Die Initianten von «für eine Schweiz ohne synthetische Pestizide » bei der Einreichung der Initiative 2018.

Keystone

(mg) Beim indirekten Gegenvorschlag zu den beiden Pestizid-Initiativen ist der Mist immer noch nicht geführt. Nachdem der Ständerat am Mittwoch die Vorlage zum wiederholten Mal abgeschwächt hatte, beharrte der Nationalrat am Donnerstag auf einer Offenlegungspflicht bei den Futtermitteln. Diese müssen, wenn es nach einer Mehrheit des Nationalrats geht, dem Bund gemeldet werden, «damit dieser die Nährstoffüberschüsse national und regional bilanzieren kann».

Marcel Dettling (SVP/SZ) wehrte sich dagegen und führte unter anderem den hohen administrativen Aufwand ins Feld. Mit diesem Passus würde die Landwirtschaft «an den Pranger gestellt». Ebenfalls gemeldet werden müssen dem Bund künftig Düngerlieferungen, dies sei zwar ebenfalls unglücklich aber «diese Kröte sind wir bereit zu schlucken,» so Dettling. Kathrin Bertschy (GLP/BE) betonte dagegen, dass es von grosser Wichtigkeit sei, dass man solche Daten erfasse, um die Ziele zu erreichen. Der administrative Aufwand halte sich in Grenzen.

Kantone solle Zuströmbereiche definieren

Differenzen gab es auch bei den Zuströmbereichen von Trinkwasserfassungen. Hier wollte der Nationalrat ursprünglich, dass die Kantone Grundwasserfassungen von regionaler Bedeutung bezeichnen müssen. Der Ständerat strich diese Passage am Mittwoch, unter anderem mit dem Verweis auf eine fehlende Vernehmlassung bei den Kantonen. Das beeindruckte die grosse Kammer aber nicht. Sie hielt mit 102 zu 92 Stimmen daran fest. Das Geschäft geht nun zurück an den Ständerat.

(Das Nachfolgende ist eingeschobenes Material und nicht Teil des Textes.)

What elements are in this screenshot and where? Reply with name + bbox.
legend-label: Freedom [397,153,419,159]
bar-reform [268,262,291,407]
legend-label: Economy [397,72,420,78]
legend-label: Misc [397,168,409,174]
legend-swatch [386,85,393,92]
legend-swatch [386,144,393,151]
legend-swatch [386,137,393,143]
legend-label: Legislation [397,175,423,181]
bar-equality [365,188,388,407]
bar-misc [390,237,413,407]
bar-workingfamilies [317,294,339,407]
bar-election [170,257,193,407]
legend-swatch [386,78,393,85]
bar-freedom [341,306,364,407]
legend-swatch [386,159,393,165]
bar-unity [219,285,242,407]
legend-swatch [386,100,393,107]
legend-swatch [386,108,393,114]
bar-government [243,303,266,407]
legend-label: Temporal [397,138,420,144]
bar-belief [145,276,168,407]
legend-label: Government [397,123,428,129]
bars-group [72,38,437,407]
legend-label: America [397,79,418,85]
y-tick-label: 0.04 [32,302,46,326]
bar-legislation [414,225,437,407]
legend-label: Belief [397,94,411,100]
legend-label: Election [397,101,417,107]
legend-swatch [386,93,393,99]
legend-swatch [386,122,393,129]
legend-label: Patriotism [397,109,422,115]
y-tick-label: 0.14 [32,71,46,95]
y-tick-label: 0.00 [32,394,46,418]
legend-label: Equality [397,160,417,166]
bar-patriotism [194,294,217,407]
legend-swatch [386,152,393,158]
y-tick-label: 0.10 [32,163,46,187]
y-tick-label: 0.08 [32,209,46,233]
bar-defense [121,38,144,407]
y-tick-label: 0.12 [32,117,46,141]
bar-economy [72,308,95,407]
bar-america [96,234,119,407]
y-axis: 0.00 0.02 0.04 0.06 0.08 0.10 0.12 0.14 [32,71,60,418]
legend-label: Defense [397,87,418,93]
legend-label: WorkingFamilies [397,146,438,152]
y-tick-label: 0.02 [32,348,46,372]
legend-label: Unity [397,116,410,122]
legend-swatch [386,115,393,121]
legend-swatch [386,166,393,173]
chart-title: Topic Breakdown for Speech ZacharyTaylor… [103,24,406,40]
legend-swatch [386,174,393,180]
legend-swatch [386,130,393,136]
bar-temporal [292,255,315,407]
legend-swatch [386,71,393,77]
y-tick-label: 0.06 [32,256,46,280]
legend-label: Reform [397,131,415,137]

Herzstück der parlamentarischen Initiative ist ein Absenkpfad für Pestizide. Dieser soll mithelfen, die Belastung des Trinkwassers mit gesundheitsgefährdenden Stoffen zu reduzieren. So sollen bis 2027 die Risiken durch Pestizide um 50 Prozent im Vergleich zum Mittelwert der Jahre 2012 bis 2015 vermindert werden. Die Formulierungen lassen aber viel Spielraum. Die Vorlage ist ein indirekter Gegenvorschlag zu den beiden Volksbegehren «für sauberes Trinkwasser» und «Schweiz ohne synthetische Pestizide» über die am 13. Juni abgestimmt wird.